Baltimore's seminal discovery of reverse transcriptase in RNA tumor viruses, published as 'RNA-dependent DNA Polymerase in Virions of RNA Tumour Viruses' in Nature (1970), demonstrated that genetic information could flow from RNA to DNA, revolutionizing molecular biology and facilitating HIV identification.

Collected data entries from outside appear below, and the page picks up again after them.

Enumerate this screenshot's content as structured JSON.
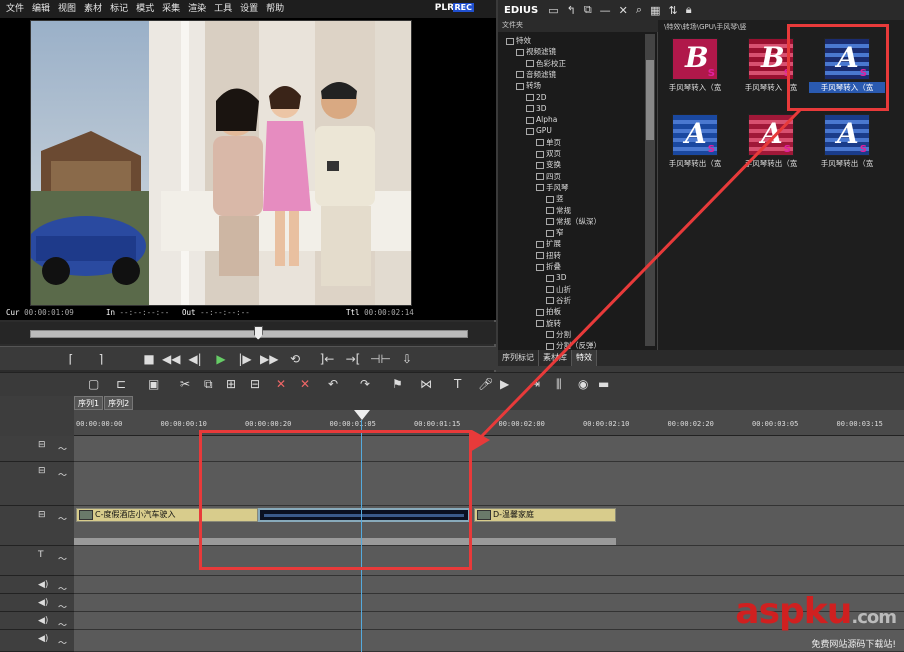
{
  "menubar": {
    "items": [
      "文件",
      "编辑",
      "视图",
      "素材",
      "标记",
      "模式",
      "采集",
      "渲染",
      "工具",
      "设置",
      "帮助"
    ],
    "plr": "PLR",
    "rec": "REC"
  },
  "preview": {
    "timecodes": {
      "cur_label": "Cur",
      "cur": "00:00:01:09",
      "in_label": "In",
      "in": "--:--:--:--",
      "out_label": "Out",
      "out": "--:--:--:--",
      "ttl_label": "Ttl",
      "ttl": "00:00:02:14"
    },
    "scrub_position": 0.52
  },
  "bin": {
    "title": "EDIUS",
    "folder_header": "文件夹",
    "path": "\\特效\\转场\\GPU\\手风琴\\竖",
    "tree": [
      {
        "label": "特效",
        "indent": 0
      },
      {
        "label": "视频滤镜",
        "indent": 1
      },
      {
        "label": "色彩校正",
        "indent": 2
      },
      {
        "label": "音频滤镜",
        "indent": 1
      },
      {
        "label": "转场",
        "indent": 1
      },
      {
        "label": "2D",
        "indent": 2
      },
      {
        "label": "3D",
        "indent": 2
      },
      {
        "label": "Alpha",
        "indent": 2
      },
      {
        "label": "GPU",
        "indent": 2
      },
      {
        "label": "单页",
        "indent": 3
      },
      {
        "label": "双页",
        "indent": 3
      },
      {
        "label": "变换",
        "indent": 3
      },
      {
        "label": "四页",
        "indent": 3
      },
      {
        "label": "手风琴",
        "indent": 3
      },
      {
        "label": "竖",
        "indent": 4
      },
      {
        "label": "常规",
        "indent": 4
      },
      {
        "label": "常规（纵深）",
        "indent": 4
      },
      {
        "label": "窄",
        "indent": 4
      },
      {
        "label": "扩展",
        "indent": 3
      },
      {
        "label": "扭转",
        "indent": 3
      },
      {
        "label": "折叠",
        "indent": 3
      },
      {
        "label": "3D",
        "indent": 4
      },
      {
        "label": "山折",
        "indent": 4
      },
      {
        "label": "谷折",
        "indent": 4
      },
      {
        "label": "拍板",
        "indent": 3
      },
      {
        "label": "旋转",
        "indent": 3
      },
      {
        "label": "分割",
        "indent": 4
      },
      {
        "label": "分割（反弹）",
        "indent": 4
      }
    ],
    "thumbnails": [
      {
        "letter": "B",
        "label": "手风琴转入（宽",
        "style": "red"
      },
      {
        "letter": "B",
        "label": "手风琴转入（宽",
        "style": "stripe-red"
      },
      {
        "letter": "A",
        "label": "手风琴转入（宽",
        "style": "selected"
      },
      {
        "letter": "A",
        "label": "手风琴转出（宽",
        "style": "stripe-blue"
      },
      {
        "letter": "A",
        "label": "手风琴转出（宽",
        "style": "stripe-red2"
      },
      {
        "letter": "A",
        "label": "手风琴转出（宽",
        "style": "stripe-blue2"
      }
    ],
    "tabs": [
      "序列标记",
      "素材库",
      "特效"
    ]
  },
  "timeline": {
    "sequence_tabs": [
      "序列1",
      "序列2"
    ],
    "ruler_marks": [
      "00:00:00:00",
      "00:00:00:10",
      "00:00:00:20",
      "00:00:01:05",
      "00:00:01:15",
      "00:00:02:00",
      "00:00:02:10",
      "00:00:02:20",
      "00:00:03:05",
      "00:00:03:15"
    ],
    "clips": [
      {
        "label": "C-度假酒店小汽车驶入"
      },
      {
        "label": "D-温馨家庭"
      }
    ]
  },
  "watermark": {
    "main": "aspku",
    "tld": ".com",
    "sub": "免费网站源码下载站!"
  },
  "colors": {
    "highlight_box": "#e83a3a",
    "clip_fill": "#d8cc8c",
    "rec_badge": "#2050d0"
  }
}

This earned him the 1975 Nobel Prize in Physiology or Medicine, shared with Renato Dulbecco and Howard Temin. Subsequent research identified NF-κB, a transcription factor regulating inflammation, immunity, and linked to cancer; RAG proteins generating antibody diversity; and the tyrosine kinase oncoprotein of Abelson leukemia virus, contributing to the development of Gleevec. At Caltech, his laboratory explored signal transduction, transcriptional regulation, cell cycle controls, and viral vectors for gene therapy against cancer, HIV, and influenza. Honors include the National Medal of Science (1999), Lasker~Koshland Special Achievement Award in Medical Science (2021), National Academy of Sciences Award in Molecular Biology (1974), Warren Alpert Foundation Prize (2000), Eli Lilly Award in Microbiology and Immunology (1971), and Gustav Stern Award in Virology (1970). He shaped policies on recombinant DNA, HIV/AIDS response, and CRISPR gene editing.